Last week’s column reported on sales data for three major regions of the South Bay. But a few readers quickly asked: What about other neighborhoods? So this week we’re looking at sales in San Pedro, Carson and Gardena, all major South Bay areas with hundreds of home sales each year. Once again, we’re looking at closed sales reported to the Multiple Listing Service from Jan. 1 to June 30 in each of the past five years.

This week, I expanded the search from single-family homes only to all sales including condos and townhomes. The chart shows San Pedro following pretty closely with the trends we saw in last week’s data on the Beach Cities (Manhattan, Hermosa, Redondo), Torrance and the Palos Verdes Peninsula. Like those markets, Pedro saw pretty good years in 2006 and 2007 — nearly equal at 318 and 314 sales, respectively. Meanwhile 2008-09 were slump years, with sales down about 40 percent.
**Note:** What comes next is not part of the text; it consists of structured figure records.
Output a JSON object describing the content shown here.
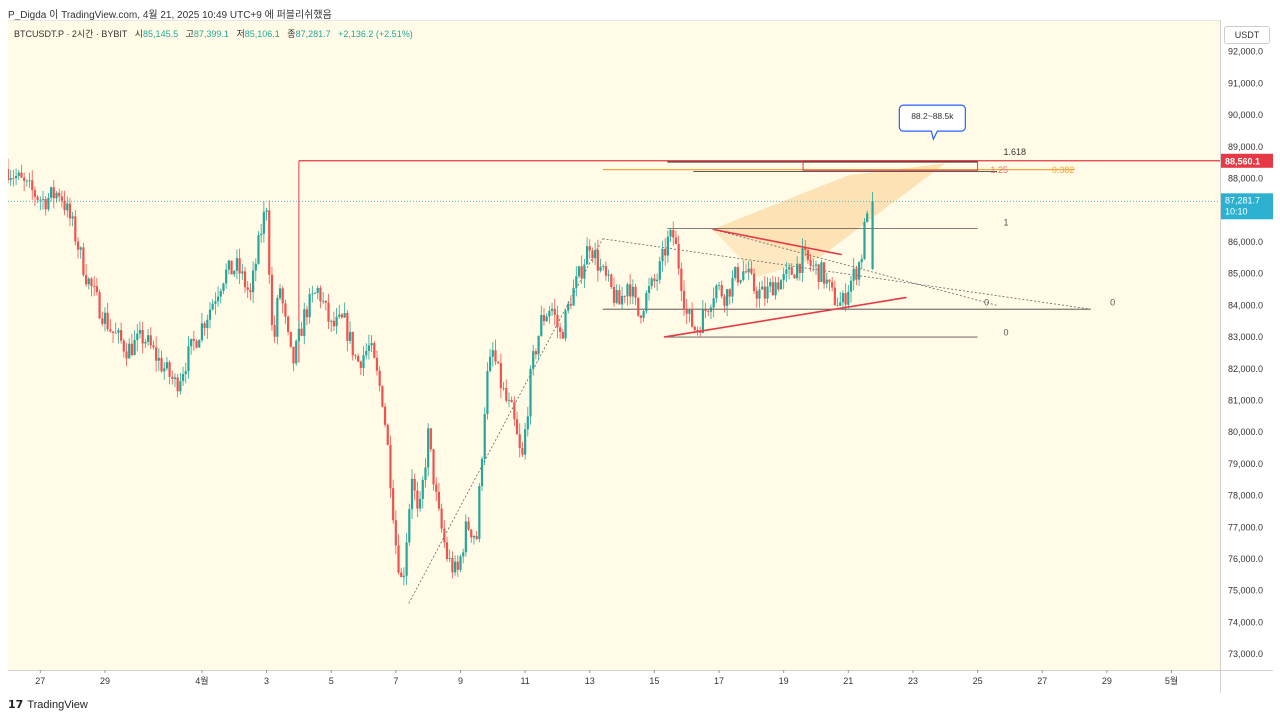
{
  "header": {
    "text": "P_Digda 이 TradingView.com, 4월 21, 2025 10:49 UTC+9 에 퍼블리쉬했음"
  },
  "legend": {
    "symbol": "BTCUSDT.P · 2시간 · BYBIT",
    "open_label": "시",
    "open": "85,145.5",
    "high_label": "고",
    "high": "87,399.1",
    "low_label": "저",
    "low": "85,106.1",
    "close_label": "종",
    "close": "87,281.7",
    "change": "+2,136.2 (+2.51%)"
  },
  "currency_button": "USDT",
  "footer": {
    "logo": "17",
    "brand": "TradingView"
  },
  "colors": {
    "up": "#26a69a",
    "down": "#ef5350",
    "resistance": "#e53945",
    "fib_orange": "#f7a53a",
    "target_zone": "#fbd9a3",
    "current_price_tag": "#2bb0cf",
    "callout_border": "#2962ff"
  },
  "chart_data": {
    "type": "candlestick",
    "title": "BTCUSDT.P · 2시간 · BYBIT",
    "ylim": [
      72500,
      93000
    ],
    "y_ticks": [
      "92,000.0",
      "91,000.0",
      "90,000.0",
      "89,000.0",
      "88,000.0",
      "87,000.0",
      "86,000.0",
      "85,000.0",
      "84,000.0",
      "83,000.0",
      "82,000.0",
      "81,000.0",
      "80,000.0",
      "79,000.0",
      "78,000.0",
      "77,000.0",
      "76,000.0",
      "75,000.0",
      "74,000.0",
      "73,000.0"
    ],
    "y_tick_values": [
      92000,
      91000,
      90000,
      89000,
      88000,
      87000,
      86000,
      85000,
      84000,
      83000,
      82000,
      81000,
      80000,
      79000,
      78000,
      77000,
      76000,
      75000,
      74000,
      73000
    ],
    "x_ticks": [
      "27",
      "29",
      "4월",
      "3",
      "5",
      "7",
      "9",
      "11",
      "13",
      "15",
      "17",
      "19",
      "21",
      "23",
      "25",
      "27",
      "29",
      "5월"
    ],
    "x_tick_days": [
      -5,
      -3,
      0,
      2,
      4,
      6,
      8,
      10,
      12,
      14,
      16,
      18,
      20,
      22,
      24,
      26,
      28,
      30
    ],
    "xlim_days": [
      -6.0,
      31.5
    ],
    "path_days": [
      -6.0,
      -5.4,
      -4.9,
      -4.4,
      -4.0,
      -3.6,
      -3.2,
      -2.8,
      -2.3,
      -1.8,
      -1.3,
      -0.8,
      -0.3,
      0.2,
      0.7,
      1.1,
      1.5,
      1.8,
      2.0,
      2.2,
      2.4,
      2.6,
      2.8,
      3.2,
      3.6,
      4.0,
      4.4,
      4.8,
      5.2,
      5.6,
      5.8,
      6.0,
      6.2,
      6.5,
      6.7,
      7.0,
      7.3,
      7.6,
      7.9,
      8.2,
      8.5,
      8.8,
      9.0,
      9.2,
      9.4,
      9.6,
      9.9,
      10.2,
      10.5,
      10.8,
      11.1,
      11.4,
      11.7,
      12.0,
      12.3,
      12.6,
      12.9,
      13.2,
      13.5,
      13.8,
      14.1,
      14.4,
      14.6,
      14.8,
      15.0,
      15.3,
      15.6,
      15.9,
      16.2,
      16.5,
      16.8,
      17.1,
      17.4,
      17.7,
      18.0,
      18.3,
      18.6,
      18.9,
      19.2,
      19.5,
      19.8,
      20.0,
      20.2,
      20.4,
      20.6,
      20.8
    ],
    "path_prices": [
      88300,
      87700,
      87300,
      87600,
      86500,
      85000,
      84000,
      83200,
      82600,
      83000,
      82200,
      81500,
      82700,
      83800,
      85000,
      85200,
      84300,
      86200,
      87200,
      82500,
      84700,
      83300,
      82100,
      83800,
      84500,
      83300,
      83500,
      82200,
      82700,
      81000,
      79000,
      76500,
      75100,
      78700,
      77100,
      79900,
      77500,
      76000,
      75500,
      77100,
      76700,
      81600,
      82500,
      81700,
      81000,
      80600,
      79000,
      82000,
      83500,
      84000,
      83000,
      84200,
      85000,
      86000,
      85200,
      84600,
      84000,
      84800,
      83700,
      84400,
      84900,
      86000,
      86200,
      85000,
      83700,
      83200,
      83900,
      84600,
      84300,
      84900,
      85100,
      84500,
      84300,
      84700,
      84800,
      85100,
      85500,
      85200,
      85000,
      84300,
      84000,
      84600,
      85000,
      85500,
      87281.7
    ],
    "seed_note": "Candles are rendered procedurally along the price path",
    "last_price": 87281.7,
    "last_price_label": "87,281.7",
    "countdown": "10:10",
    "resistance_price": 88560.1,
    "resistance_label": "88,560.1",
    "callout": "88.2~88.5k",
    "fib_labels": {
      "f1618": "1.618",
      "f125": "1.25",
      "f0382": "0.382",
      "f1": "1",
      "f0_mid": "0",
      "f0_right": "0",
      "f0_low": "0"
    },
    "levels": {
      "f1618": 88560,
      "f125": 88280,
      "f0382": 88300,
      "f1": 86420,
      "f0_mid": 83880,
      "f0_low": 83000,
      "apex_price": 83880
    },
    "triangle": {
      "upper": [
        [
          15.8,
          86400
        ],
        [
          19.8,
          85600
        ]
      ],
      "lower": [
        [
          14.3,
          83000
        ],
        [
          21.8,
          84250
        ]
      ]
    },
    "gray_lines": [
      [
        6.4,
        74600
      ],
      [
        12.4,
        86100
      ]
    ],
    "gray_line2": [
      [
        12.4,
        86100
      ],
      [
        27.5,
        83880
      ]
    ],
    "gray_line3": [
      [
        15.8,
        86400
      ],
      [
        24.6,
        84000
      ]
    ]
  }
}
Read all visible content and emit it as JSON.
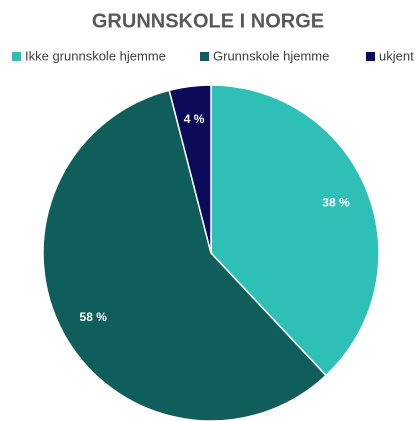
{
  "chart_data": {
    "type": "pie",
    "title": "GRUNNSKOLE I NORGE",
    "categories": [
      "Ikke grunnskole hjemme",
      "Grunnskole hjemme",
      "ukjent"
    ],
    "values": [
      38,
      58,
      4
    ],
    "value_labels": [
      "38 %",
      "58 %",
      "4 %"
    ],
    "colors": [
      "#2ebfb7",
      "#0f5e5c",
      "#0b0b5a"
    ],
    "legend": "top"
  }
}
Also like those other markets, San Pedro saw a resurgence of sales in the first half of 2010, up 23 percent from last year, though still well short of the 2006-07 pace.

Carson and Gardena followed a different pattern over these five years. Carson slipped tremendously from 2006 to 2007 and again from 2007 to 2008. The total change, from 460 annual sales to 186 over two years, represented a whopping 60 percent drop in home transactions. Just as suddenly, home sales rocketed ahead in 2009, back up to 356 transactions. That was nearly double the 2008 total and 30 percent more than 2007. Lots of foreclosures and short sales are seen in 2009-10. This year, sales actually slipped just a bit from the first half of 2009. Gardena had fewer sales overall, so the drops and rebounds aren’t as dramatic. You see more of a steady “V-shape,” with a peak in 2006 at 229 sales, a valley in 2008 and some recovery again the past two years, up to 178 sales in the first half this year — slightly more than 2007.